Marilyn says the foundation of her 31-year career at Houston Methodist is prayer, submission and humility. Through the years she has witnessed the many transformations of the hospital through personnel changes, facility renovations and expansions.

Her career began in 1983 when she started as a secretary. From there, Marilyn was promoted to executive assistant, where she remained until 2004 when she assumed the role of patient liaison.

Much like the White House symbolizes leadership; our liaisons strive to be leaders for both patients and health care providers.

She reflects joyfully upon a memorable patient, an elderly woman who remained jovial despite illness.

“She reminded me to rejoice in all things,” Marilyn said. “It could easily be me or one of my loved ones in the hospital.”

I meet and greet the rich and the famous and the poor and unknown Click To Tweet

When dealing with those who are  terminally ill, Marilyn acknowledges that it’s more important to focus on what can be done for them in that moment to alleviate any anxieties, rather than focusing on the illness.

For the patients, having a liaison is just another element of personalized care. Along with their team of nurses and physicians, a patient liaison is another person who has an empathetic and genuine ear to hear their concerns.

Lending a helping hand isn’t just a day job for Marilyn, but a way of life as she delivers care packages to the homeless and is active in community outreach through her church.

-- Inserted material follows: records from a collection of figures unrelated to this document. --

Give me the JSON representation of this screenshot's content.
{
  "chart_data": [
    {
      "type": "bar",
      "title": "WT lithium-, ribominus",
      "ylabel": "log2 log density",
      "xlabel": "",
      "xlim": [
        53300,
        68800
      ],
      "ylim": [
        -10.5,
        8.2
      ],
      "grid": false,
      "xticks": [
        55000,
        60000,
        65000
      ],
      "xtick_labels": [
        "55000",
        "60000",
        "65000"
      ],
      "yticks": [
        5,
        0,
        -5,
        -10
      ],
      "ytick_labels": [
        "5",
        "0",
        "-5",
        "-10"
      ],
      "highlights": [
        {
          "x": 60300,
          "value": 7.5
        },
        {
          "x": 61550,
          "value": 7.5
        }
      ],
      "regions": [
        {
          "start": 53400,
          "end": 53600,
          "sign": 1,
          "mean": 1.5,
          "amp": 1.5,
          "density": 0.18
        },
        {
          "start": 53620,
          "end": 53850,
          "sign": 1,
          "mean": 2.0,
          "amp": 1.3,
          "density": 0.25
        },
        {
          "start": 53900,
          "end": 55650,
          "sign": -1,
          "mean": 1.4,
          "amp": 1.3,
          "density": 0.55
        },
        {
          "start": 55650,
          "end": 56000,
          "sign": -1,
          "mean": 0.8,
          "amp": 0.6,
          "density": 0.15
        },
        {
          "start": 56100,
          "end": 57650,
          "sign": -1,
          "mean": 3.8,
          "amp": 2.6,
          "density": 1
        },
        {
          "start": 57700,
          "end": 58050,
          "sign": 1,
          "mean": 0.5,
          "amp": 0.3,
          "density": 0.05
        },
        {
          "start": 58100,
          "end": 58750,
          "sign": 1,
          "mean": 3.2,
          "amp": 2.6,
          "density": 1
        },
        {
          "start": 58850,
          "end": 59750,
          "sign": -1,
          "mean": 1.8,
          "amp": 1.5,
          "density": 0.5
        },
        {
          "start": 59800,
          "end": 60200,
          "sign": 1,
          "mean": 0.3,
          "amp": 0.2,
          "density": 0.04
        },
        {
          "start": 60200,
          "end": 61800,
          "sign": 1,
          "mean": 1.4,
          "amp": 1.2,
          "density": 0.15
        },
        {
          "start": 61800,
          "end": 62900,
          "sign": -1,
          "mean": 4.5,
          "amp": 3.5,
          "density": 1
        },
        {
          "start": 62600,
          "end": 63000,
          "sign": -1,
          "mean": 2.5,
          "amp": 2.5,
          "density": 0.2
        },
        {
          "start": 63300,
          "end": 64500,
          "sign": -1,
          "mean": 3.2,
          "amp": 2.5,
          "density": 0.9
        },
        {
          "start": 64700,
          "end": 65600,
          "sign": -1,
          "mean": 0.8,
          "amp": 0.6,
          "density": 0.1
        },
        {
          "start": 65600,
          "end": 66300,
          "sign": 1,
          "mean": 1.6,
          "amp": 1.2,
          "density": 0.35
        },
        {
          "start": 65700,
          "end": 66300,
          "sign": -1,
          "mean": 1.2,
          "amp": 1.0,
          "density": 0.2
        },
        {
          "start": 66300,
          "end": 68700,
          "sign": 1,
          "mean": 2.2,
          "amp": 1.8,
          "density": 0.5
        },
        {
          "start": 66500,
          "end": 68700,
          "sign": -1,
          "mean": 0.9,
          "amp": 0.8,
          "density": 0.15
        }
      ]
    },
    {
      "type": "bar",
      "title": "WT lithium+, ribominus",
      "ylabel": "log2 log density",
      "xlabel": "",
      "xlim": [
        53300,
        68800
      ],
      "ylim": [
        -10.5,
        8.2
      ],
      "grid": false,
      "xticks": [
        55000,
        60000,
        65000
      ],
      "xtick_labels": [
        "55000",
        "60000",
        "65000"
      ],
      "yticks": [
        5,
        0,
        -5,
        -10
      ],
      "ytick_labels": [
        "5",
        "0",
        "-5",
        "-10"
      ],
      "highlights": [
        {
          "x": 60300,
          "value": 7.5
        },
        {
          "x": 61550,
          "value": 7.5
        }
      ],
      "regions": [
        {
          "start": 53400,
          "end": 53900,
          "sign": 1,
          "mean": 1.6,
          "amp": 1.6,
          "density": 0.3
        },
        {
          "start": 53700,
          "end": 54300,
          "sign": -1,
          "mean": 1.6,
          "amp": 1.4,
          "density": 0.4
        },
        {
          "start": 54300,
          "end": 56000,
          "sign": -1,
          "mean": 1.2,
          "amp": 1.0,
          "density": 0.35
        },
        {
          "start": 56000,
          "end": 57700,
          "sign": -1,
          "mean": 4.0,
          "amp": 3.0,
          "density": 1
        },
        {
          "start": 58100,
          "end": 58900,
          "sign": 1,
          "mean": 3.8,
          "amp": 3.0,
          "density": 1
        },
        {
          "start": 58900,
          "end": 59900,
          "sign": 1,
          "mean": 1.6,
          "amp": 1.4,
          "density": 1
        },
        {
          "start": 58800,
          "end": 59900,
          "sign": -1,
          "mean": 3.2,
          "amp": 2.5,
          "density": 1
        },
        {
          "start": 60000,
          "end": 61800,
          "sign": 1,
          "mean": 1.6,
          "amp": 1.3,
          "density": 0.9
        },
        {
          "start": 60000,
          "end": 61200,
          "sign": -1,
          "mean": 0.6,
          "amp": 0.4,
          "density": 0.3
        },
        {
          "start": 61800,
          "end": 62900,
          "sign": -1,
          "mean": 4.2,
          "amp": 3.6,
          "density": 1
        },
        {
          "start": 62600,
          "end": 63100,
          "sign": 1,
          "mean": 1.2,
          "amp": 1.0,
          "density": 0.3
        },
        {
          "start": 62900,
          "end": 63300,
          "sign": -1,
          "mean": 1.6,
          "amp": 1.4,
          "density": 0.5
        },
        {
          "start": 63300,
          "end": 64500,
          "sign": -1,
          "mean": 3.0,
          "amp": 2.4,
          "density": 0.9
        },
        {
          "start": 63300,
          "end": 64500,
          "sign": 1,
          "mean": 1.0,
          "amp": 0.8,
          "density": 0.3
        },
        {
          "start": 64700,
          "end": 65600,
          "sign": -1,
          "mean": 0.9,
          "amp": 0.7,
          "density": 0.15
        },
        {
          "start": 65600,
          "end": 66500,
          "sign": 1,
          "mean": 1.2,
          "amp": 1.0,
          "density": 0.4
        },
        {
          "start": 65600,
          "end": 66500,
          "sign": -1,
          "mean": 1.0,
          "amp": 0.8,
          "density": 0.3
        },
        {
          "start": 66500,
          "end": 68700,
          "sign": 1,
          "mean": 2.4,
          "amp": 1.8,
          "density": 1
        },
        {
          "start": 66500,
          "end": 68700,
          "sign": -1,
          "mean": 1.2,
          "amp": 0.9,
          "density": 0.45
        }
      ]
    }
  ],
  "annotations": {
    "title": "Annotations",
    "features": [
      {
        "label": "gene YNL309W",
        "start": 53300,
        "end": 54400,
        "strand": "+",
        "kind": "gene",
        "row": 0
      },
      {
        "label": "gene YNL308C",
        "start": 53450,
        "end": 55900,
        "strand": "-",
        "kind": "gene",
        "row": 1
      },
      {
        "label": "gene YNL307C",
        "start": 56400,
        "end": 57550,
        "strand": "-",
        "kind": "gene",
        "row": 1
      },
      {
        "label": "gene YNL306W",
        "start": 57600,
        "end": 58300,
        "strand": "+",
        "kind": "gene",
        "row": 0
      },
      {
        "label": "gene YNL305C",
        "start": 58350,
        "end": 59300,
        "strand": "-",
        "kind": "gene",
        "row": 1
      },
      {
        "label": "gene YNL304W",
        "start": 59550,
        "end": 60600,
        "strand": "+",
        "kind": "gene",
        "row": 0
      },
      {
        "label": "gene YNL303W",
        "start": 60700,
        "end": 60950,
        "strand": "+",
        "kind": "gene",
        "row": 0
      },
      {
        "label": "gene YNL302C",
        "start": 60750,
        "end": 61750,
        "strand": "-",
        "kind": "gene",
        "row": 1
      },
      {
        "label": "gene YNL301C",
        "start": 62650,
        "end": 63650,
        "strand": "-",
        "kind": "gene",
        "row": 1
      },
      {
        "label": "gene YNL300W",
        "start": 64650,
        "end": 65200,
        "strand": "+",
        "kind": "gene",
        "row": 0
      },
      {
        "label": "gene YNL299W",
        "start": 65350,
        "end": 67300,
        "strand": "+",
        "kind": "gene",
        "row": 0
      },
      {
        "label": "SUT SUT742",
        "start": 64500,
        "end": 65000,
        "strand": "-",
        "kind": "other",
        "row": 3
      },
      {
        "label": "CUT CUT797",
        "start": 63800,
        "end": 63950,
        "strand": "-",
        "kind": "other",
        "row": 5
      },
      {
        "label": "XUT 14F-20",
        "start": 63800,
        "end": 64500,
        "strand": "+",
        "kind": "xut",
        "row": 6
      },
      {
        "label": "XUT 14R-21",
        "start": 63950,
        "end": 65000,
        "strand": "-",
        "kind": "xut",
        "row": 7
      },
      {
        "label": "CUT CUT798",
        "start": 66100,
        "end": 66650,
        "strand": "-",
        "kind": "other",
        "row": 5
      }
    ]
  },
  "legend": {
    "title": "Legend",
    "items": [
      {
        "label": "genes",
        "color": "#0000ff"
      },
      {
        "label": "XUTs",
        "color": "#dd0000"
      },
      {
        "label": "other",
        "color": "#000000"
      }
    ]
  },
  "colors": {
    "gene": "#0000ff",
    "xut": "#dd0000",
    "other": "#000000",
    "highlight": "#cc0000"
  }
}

I do believe in giving myself, whether it’s at work or to people on the street. My integrity is who I am. The loyalty to this institution is my integrity. Simply because of who I am, I can make a difference in someone’s life.

As her motto goes, she just shows up for the unknown.

Patient liaisons act as patient advocates. They are the liaisons between Houston Methodist administration and patients, physicians and other hospital personnel to ensure a satisfying hospital experience for patients from admission through discharge. The liaisons enable patients and their families to obtain solutions to problems by acting on their behalf. If you have a concern, need or complaint during your stay, a representative from our patient liaison program may be able to assist you.